Landlord & Tenant
When you rent an apartment or other dwelling from a landlord, you are entering into a legal contract with them. This contract is known as a lease, and it is designed to protect the landlord's interests - as well as your own. Whether you are a renter and need help with problems concerning a security deposit or other details, or if you're a landlord who needs direction concerning a tenant who is breaking a lease, the best course of action is to bring a skilled attorney to your side. From evictions to general housing concerns, an attorney who is experienced with landlord and tenant law can be tremendously helpful.
Tips For Tenants
- Filling out a rental application should not obligate you to a landlord, although they may charge a fee to process such an application.
- Breaking a lease could result in penalties and fees, but you are technically allowed to do it.

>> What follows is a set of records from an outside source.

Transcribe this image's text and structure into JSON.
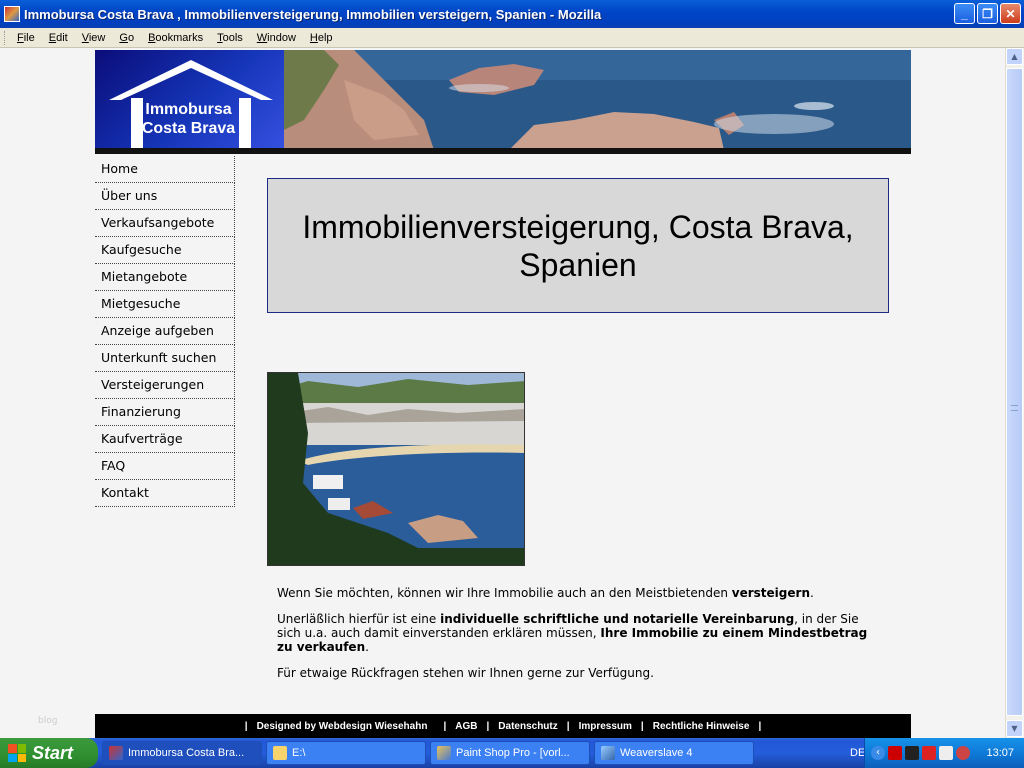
{
  "window": {
    "title": "Immobursa Costa Brava , Immobilienversteigerung, Immobilien versteigern, Spanien - Mozilla",
    "minimize": "_",
    "maximize": "❐",
    "close": "✕"
  },
  "menu": [
    "File",
    "Edit",
    "View",
    "Go",
    "Bookmarks",
    "Tools",
    "Window",
    "Help"
  ],
  "site": {
    "logo_line1": "Immobursa",
    "logo_line2": "Costa Brava",
    "nav": [
      "Home",
      "Über uns",
      "Verkaufsangebote",
      "Kaufgesuche",
      "Mietangebote",
      "Mietgesuche",
      "Anzeige aufgeben",
      "Unterkunft suchen",
      "Versteigerungen",
      "Finanzierung",
      "Kaufverträge",
      "FAQ",
      "Kontakt"
    ],
    "headline": "Immobilienversteigerung, Costa Brava, Spanien",
    "paragraph1_pre": "Wenn Sie möchten, können wir Ihre Immobilie auch an den Meistbietenden ",
    "paragraph1_bold": "versteigern",
    "paragraph1_post": ".",
    "paragraph2_pre": "Unerläßlich hierfür ist eine ",
    "paragraph2_bold1": "individuelle schriftliche und notarielle Vereinbarung",
    "paragraph2_mid": ", in der Sie sich u.a. auch damit einverstanden erklären müssen, ",
    "paragraph2_bold2": "Ihre Immobilie zu einem Mindestbetrag zu verkaufen",
    "paragraph2_post": ".",
    "paragraph3": "Für etwaige Rückfragen stehen wir Ihnen gerne zur Verfügung.",
    "footer": {
      "designed_by": "Designed by Webdesign Wiesehahn",
      "links": [
        "AGB",
        "Datenschutz",
        "Impressum",
        "Rechtliche Hinweise"
      ],
      "separator": "|"
    },
    "faint_text": "blog"
  },
  "taskbar": {
    "start": "Start",
    "tasks": [
      {
        "label": "Immobursa Costa Bra...",
        "icon": "mozilla-icon",
        "active": true
      },
      {
        "label": "E:\\",
        "icon": "folder-icon",
        "active": false
      },
      {
        "label": "Paint Shop Pro - [vorl...",
        "icon": "paintshop-icon",
        "active": false
      },
      {
        "label": "Weaverslave 4",
        "icon": "weaverslave-icon",
        "active": false
      }
    ],
    "language": "DE",
    "clock": "13:07"
  },
  "colors": {
    "headline_border": "#1c2a86",
    "headline_bg": "#d8d8d8",
    "footer_bg": "#000000",
    "page_bg": "#f4f4f4"
  }
}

Read through the language of your lease to find out what your specific penalties will be.
- Before signing a lease, have a lawyer look it over carefully on your behalf. All too often, landlords may include language in their leases that jeopardize the rights of their tenants.
Tips For Landlords
- Be sure to include clear language in the body of a lease concerning whether or not a tenant may sublet their apartment. Ask an attorney to look over your lease agreement to ensure that all of your bases are covered.
- Educate yourself about the law concerning evictions in your individual state. Make sure that any evictions you engage in are completely legal.
- Track down a lawyer who specializes in landlord and tenant law; keep him on file in case you require his services. This will simplify your life considerably, and will help protect you as well.